6. Sheffield Appeal Works

For those of you who haven't got round to reading HeadHammer Shark's Newcastle review below, he makes some very salient points regarding the neverending Tevezgate in his final entry (I'd skip the rest).

It appears that our torrid affair with controversy is ceaseless. This morning it has been reported that more than a few Sheffield United players plan on suing West Ham for loss of earnings in light of their relegation from the Premier League 4,000 years ago.

These fine pillars of men are riled that their pay packets have sunk below the 20,000-per-week mark and that they have been made to pay a financial cost for their own incompetence and distinct lack of class on and off the pitch.

What is the world coming to when an employee is judged on personal performance and rewarded accordingly?
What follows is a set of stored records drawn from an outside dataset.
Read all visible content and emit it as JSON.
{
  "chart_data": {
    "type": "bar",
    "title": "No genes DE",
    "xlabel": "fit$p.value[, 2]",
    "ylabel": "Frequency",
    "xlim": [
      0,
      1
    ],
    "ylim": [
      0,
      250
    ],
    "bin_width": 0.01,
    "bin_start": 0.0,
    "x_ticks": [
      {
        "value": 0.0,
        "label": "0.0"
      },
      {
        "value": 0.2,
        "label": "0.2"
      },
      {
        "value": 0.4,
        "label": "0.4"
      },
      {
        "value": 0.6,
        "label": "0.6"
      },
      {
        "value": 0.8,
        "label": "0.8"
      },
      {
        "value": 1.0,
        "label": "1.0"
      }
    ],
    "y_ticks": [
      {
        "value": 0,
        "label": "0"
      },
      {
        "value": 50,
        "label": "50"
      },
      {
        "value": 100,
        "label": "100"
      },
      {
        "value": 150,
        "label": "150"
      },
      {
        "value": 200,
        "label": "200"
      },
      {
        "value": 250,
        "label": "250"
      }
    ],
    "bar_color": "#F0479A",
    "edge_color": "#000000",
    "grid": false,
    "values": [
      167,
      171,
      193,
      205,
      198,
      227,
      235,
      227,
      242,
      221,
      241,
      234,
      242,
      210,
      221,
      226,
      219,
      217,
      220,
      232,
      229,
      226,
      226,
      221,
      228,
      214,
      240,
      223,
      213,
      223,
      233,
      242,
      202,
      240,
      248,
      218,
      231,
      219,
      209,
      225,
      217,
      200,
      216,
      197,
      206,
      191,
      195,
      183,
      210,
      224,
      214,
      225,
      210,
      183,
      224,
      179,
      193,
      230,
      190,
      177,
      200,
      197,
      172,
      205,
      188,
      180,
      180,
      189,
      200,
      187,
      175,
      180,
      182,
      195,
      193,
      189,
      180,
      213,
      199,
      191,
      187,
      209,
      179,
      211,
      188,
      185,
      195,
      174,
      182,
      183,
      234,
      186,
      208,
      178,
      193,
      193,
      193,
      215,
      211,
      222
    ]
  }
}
The Yorkshire industrialists of years gone by must be spinning in their stainless steel graves.

Surely there must be a court in the land, or indeed the continent, that can see this whole case for the folly it is. We at The H List receive two or three summonses a week for innocuous investigative journalism into Heather Mills’ alleged funding of Hezbollah.

Naturally, not every neutral will agree with us, but I’d guess that in spite of their personal opinion, they can see that this case has mutated into so much more than West Ham United vs Sheffield United.
I personally have no time for Scott Duxbury and think he is an unsightly stain on our once fine reputation. He has a bit too much of the Peter Kenyons about him and his corporate smugness has no place in our club, but the ruling as it stands would be every bit as momentous as the Bosman, in a wholly negative way.
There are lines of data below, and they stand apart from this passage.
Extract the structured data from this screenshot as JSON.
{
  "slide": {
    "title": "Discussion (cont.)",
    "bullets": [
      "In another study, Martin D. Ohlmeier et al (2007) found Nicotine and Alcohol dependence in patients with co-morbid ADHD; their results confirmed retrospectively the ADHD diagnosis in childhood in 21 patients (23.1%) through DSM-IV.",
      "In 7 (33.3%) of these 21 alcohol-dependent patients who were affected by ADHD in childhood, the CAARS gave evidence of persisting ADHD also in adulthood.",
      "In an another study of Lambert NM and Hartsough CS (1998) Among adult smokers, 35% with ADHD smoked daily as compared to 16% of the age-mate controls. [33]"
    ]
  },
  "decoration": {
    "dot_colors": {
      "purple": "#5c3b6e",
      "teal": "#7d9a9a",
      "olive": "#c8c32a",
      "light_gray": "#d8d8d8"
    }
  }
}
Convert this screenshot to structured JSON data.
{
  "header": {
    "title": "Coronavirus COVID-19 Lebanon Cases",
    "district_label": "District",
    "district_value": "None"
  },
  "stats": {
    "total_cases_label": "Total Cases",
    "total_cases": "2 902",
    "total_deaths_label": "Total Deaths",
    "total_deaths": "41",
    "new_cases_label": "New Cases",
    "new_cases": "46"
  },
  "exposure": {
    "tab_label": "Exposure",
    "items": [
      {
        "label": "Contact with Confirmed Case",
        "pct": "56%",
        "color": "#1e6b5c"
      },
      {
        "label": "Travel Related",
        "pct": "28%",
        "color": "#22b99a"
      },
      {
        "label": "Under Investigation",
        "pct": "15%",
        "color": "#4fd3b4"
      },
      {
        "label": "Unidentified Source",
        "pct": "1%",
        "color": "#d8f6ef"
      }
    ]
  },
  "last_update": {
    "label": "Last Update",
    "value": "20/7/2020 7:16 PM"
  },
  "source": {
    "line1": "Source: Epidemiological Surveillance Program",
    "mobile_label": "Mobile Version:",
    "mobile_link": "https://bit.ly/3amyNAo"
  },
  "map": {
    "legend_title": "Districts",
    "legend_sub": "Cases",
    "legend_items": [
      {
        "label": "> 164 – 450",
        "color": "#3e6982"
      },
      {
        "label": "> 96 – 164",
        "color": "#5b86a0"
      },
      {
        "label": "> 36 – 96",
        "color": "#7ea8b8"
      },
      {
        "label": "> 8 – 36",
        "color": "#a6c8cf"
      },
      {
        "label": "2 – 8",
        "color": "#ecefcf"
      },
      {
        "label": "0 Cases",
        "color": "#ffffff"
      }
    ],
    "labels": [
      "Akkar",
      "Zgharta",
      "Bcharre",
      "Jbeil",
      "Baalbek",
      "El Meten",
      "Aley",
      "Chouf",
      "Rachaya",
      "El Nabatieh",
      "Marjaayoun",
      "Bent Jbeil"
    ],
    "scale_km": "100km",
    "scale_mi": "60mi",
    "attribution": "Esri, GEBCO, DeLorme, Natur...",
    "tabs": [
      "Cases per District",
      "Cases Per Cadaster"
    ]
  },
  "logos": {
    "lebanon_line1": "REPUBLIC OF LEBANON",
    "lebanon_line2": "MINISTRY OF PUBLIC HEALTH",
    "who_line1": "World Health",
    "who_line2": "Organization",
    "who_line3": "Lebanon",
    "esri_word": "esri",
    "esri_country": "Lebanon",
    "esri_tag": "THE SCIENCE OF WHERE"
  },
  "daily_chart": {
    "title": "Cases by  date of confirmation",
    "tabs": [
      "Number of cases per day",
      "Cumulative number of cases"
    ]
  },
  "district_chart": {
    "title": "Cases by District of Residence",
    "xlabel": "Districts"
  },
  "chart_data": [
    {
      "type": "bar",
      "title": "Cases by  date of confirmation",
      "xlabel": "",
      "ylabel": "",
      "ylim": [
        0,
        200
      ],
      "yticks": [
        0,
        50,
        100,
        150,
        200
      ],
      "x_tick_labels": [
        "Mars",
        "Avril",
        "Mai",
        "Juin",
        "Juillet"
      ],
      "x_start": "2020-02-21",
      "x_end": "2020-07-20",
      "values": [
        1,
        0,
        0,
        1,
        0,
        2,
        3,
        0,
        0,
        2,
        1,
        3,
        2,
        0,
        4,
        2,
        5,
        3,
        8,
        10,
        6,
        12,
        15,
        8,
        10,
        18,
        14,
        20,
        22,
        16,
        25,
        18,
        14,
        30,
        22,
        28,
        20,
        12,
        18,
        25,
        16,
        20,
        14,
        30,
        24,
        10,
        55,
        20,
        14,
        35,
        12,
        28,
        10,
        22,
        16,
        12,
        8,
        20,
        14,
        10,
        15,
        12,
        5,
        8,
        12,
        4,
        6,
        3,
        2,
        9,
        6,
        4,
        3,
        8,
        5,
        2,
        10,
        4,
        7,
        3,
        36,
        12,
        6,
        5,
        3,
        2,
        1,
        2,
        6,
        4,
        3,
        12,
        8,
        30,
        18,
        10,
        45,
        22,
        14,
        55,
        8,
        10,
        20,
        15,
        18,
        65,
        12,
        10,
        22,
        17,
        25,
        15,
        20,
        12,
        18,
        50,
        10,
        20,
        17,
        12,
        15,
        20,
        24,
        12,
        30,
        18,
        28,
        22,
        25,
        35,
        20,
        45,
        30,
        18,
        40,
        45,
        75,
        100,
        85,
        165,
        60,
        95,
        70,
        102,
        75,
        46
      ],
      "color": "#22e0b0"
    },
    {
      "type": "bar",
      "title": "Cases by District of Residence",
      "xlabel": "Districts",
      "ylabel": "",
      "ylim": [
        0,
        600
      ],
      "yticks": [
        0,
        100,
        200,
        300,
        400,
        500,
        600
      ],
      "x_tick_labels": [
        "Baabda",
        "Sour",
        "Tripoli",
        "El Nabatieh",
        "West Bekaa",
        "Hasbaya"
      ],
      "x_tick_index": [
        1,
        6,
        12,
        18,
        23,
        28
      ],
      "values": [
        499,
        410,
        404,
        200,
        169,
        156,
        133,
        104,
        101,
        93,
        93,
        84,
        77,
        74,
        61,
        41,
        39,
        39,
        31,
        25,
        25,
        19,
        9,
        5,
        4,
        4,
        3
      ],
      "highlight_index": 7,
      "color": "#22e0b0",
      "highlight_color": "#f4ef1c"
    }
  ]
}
To not nip these dangerous precedents in the bud is to risk the very essence of the national game, to move the theatre of contest from the pitch to the law courts.

McCabe, Colin, Sean Bean and all that lot may think they have struck a blow for justice, but they risk irrevocably undermining the game they purport to love and becoming the real villains of the piece. History will judge them harshly should they succeed and football’s once sacrosanct and last enduring appeal would be lost.

7. Cole Parole

Just when you thought we had found a competent striker who could play more than three successive games or wasn’t an embarrassment to the shirt, Carlton Cole goes and gets himself nicked for drink-driving.
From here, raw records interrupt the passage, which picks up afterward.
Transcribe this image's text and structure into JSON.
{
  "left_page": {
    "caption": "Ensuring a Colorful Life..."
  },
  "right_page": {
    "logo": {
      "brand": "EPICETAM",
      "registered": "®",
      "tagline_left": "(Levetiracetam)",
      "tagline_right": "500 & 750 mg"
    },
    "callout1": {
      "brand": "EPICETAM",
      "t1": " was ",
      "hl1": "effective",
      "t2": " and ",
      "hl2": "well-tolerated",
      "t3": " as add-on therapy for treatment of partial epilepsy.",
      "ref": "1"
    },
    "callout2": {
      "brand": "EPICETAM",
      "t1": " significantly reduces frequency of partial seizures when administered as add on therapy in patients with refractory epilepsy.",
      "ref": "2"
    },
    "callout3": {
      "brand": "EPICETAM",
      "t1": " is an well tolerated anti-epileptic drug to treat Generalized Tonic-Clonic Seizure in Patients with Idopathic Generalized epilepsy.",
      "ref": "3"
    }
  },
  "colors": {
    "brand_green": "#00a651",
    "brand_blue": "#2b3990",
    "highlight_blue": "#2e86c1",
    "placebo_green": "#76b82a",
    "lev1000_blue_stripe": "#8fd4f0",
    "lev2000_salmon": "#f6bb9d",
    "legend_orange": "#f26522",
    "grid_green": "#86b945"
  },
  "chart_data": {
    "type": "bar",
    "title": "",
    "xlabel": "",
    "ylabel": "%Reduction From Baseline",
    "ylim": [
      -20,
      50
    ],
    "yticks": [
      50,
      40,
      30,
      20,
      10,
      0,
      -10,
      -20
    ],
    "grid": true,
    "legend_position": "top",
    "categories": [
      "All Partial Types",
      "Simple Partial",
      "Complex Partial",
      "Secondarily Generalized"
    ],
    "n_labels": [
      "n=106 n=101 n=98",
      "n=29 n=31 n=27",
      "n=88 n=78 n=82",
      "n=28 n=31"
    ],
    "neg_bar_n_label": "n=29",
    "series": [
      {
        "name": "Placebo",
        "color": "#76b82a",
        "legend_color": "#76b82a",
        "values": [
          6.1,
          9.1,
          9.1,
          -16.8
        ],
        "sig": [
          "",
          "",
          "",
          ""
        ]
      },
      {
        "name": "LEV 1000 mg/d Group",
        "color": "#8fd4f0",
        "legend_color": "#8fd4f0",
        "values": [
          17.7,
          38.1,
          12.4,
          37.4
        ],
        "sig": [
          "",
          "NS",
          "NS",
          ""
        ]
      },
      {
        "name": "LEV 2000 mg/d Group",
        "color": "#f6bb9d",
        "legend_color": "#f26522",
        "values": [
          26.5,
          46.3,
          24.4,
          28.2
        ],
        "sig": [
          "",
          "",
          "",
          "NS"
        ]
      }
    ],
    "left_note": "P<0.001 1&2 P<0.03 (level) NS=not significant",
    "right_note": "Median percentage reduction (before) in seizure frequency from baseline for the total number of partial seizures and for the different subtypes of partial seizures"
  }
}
Getting pulled over at 4-30am on the morning before a game you will miss because of ‘injury’ is a fine way to endear yourself to your new manager. The Little Big Man has fined Cole the standard two weeks wages and given him a right ticking off, which must have looked something like The Borrowers meets Shaft.

I always thought of Cole as a grafter who largely kept his head down and got on with the job (relatively speaking, these are professional footballers) and I was disappointed to hear of his transgression.

Come on, Carlton, pull your socks up – you’re no John Hartson.

8. Struck Down Striker

Dean Ashton’s shortbread lapse of last week has seen him directed to the operating theatre for exploratory surgery on his ankle, which will keep him out for at least a month. Our brittle strike force has been further hampered by doubts over comparative ever-present Carlton Cole, who has a raging hangover and with every week that he doesn’t play, Craig Bellamy threatens to fade from existence much like Marty McFly in Back To The Future.

David di Michele has surely done enough to warrant a place in the starting line-up this weekend regardless of who else is available. He looked a handful at West Brom and an accomplished threat against Newcastle.

Don’t be surprised if Freddie Sears gets the nod to start on Saturday. Sears was the recipient of some encouraging praise from the manager after our familiar, comedic capitulation at Watford in midweek and he could be our best available option alongside di Michele.
An hour for Sears and a run out for Bellamy if you’re interested, Gianfranco… Gianfranco?

9. Baptism Of Pantsil

In our final photo of the article, we see how this young Moroccan Number 17 is about to get the rude awakening of his life. Look at him, all wet behind the ears, blissfully unaware of his imminent demise - he has absolutely no idea of KP’s aptitude for aerial gymnastics.


  1. Fantastic again. "Borrowers meet Shaft." Gold!

  2. Cheers, mate - encouraging to get some positive feedback.